Urban Art: A Sea of Symbolism


(Photo above) This is us working on the mural, getting our groove. You can see me back a ways lining up my stencil!

After our awesome hike on Thursday, we had been tasked with painting a mural at a pier that looks like this:

As you can see, the barriers are not the most beautiful things to look at. One of our summer staffers, Nareen, sat down with our director, Carrie, and hashed out a mural scheme and stencil design for our wall of concrete. They decided that the theme would be “Manhattan: What It Used to Look Like,” using native bird silhouettes and grasses, giving the mural a wetland marsh look.

The summer staff primed the barriers the week before we started, so it looked like this:

And then we showed up with some paint and stencils and started plotting. (And by we, I mean Nareen. That girl is good!)

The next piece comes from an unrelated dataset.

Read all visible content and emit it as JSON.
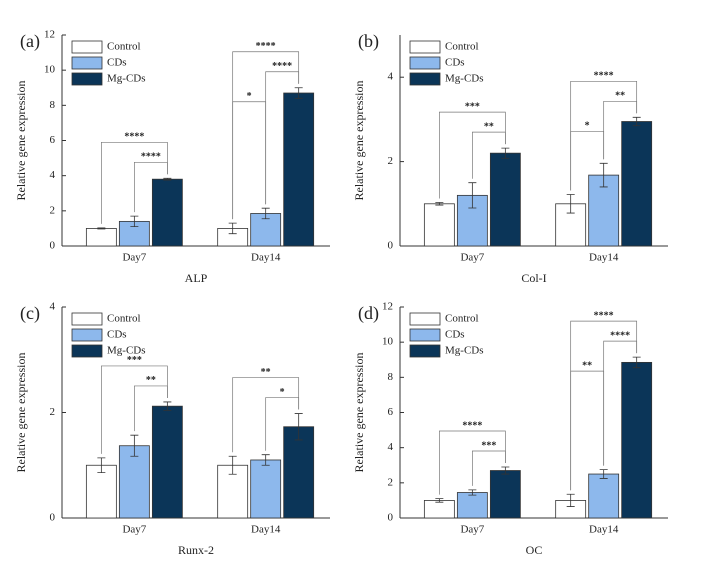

Some of us concentrated more than others (we dubbed this stencil the lurkin’ heron).

Some of us had trouble coloring inside the lines. You can include me in that one, that was NOT my strong point in kindergarten!

The mural really started to come along as Nareen directed us toward a finished product.

We began the touch-ups and detailing towards the end.

And the mural began to look like this:

Eventually, we had a finished product and it looked absolutely wonderful!

That last photo is my favorite one, Pier 54 has been quite stark and wide open for a long time. It has never been much to look at, and was used for our events because of its open structure. When we had to shut off the back half of the pier because it was in danger of collapsing, those barriers became even more evident. Since we had already finished another mural on some other barriers downtown, creating another one seemed like a wonderful idea!

The pop of color is now very evident the moment you step onto the pier, and the biking classes that are held there have mentioned their love for the new art. In a way, the photo above is representative of what I do at Hudson River Park, and what the SCA does. We boldly enter areas that are decrepit, overused, over-loved, and misunderstood, and turn them into something great. A pop of color in a sea of gray! However, that “pop” has been steadily growing into beautiful a canvas, and one day it just may spill over and encompass us all.